Making sense of paying for performance in health care: short-term targets versus patient-relevant outcomes

Stephen Jan https://orcid.org/0000-0003-2839-1405
+ Author Affiliations
- Author Affiliations

The George Institute for Global Health, UNSW Sydney, 1 King Street, Newtown, NSW 2042, Australia. Email: sjan@georgeinstitute.org

Australian Health Review 43(5) 500-501 https://doi.org/10.1071/AH18178
Submitted: 26 March 2018  Accepted: 24 November 2018   Published: 27 February 2019

Journal Compilation © AHHA 2019 Open Access CC BY-NC-ND

Abstract

Although there has been growing interest in pay-for-performance programs in health, the evidence of their success is weak.
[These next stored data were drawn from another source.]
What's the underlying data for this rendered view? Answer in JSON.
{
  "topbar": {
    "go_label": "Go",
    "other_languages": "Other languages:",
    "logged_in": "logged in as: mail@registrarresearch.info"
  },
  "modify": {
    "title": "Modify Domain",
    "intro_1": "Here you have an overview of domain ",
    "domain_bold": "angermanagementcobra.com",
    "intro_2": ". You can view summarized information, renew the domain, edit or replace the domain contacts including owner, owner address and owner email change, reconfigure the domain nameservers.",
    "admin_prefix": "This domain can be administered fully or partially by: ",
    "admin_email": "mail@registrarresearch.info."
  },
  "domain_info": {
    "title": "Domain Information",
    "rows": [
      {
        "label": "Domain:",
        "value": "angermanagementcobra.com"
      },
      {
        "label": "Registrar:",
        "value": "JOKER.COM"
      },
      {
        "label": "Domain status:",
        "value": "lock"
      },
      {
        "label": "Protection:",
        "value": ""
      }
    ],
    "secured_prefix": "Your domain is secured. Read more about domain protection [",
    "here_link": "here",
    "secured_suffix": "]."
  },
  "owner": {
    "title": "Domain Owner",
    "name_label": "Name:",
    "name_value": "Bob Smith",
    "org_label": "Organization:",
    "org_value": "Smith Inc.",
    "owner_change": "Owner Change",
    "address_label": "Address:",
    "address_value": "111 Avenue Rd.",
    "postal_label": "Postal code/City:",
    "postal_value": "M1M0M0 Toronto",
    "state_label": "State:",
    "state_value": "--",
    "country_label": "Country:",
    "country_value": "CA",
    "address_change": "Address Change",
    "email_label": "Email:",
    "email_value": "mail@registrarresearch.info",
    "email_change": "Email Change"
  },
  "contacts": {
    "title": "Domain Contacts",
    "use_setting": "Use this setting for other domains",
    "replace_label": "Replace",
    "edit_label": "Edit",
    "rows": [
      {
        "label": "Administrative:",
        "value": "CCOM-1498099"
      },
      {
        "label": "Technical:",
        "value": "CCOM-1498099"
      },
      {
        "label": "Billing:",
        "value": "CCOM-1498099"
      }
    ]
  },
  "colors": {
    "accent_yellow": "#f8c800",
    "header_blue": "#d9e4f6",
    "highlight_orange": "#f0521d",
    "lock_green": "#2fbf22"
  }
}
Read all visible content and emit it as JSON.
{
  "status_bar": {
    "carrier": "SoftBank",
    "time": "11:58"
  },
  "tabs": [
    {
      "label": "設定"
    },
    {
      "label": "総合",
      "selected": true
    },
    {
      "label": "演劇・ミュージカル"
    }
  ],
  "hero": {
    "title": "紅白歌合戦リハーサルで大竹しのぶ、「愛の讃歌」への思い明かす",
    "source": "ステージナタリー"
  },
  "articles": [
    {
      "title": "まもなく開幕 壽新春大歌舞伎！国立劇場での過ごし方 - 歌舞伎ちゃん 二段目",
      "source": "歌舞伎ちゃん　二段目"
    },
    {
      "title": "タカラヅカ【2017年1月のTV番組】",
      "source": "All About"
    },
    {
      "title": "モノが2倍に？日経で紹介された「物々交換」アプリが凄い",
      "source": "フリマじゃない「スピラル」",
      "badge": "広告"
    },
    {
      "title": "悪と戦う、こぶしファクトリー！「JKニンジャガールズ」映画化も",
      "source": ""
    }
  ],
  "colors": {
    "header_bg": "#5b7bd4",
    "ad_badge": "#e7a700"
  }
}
Reasons that have been posited for this are that they are misdirected (i.e. individual providers are not directly linked to incentives targeted at a practice level) or that they are too weak, either because of cost considerations or that they have been dominated by strong social or professional norms. In practice, a problem of pay-for-performance programs is that they are based on a transactional view of health care focused on short-term targets (such as vaccination rates, blood pressure control and screening rates). In designing pay-for-performance programs, health care needs to be seen as relational, which means rewarding on the basis of longer-term goals that may be more meaningful to patients, such as control of overall cardiovascular risk, quality of life, continuity of care and prevention of unplanned hospitalisations.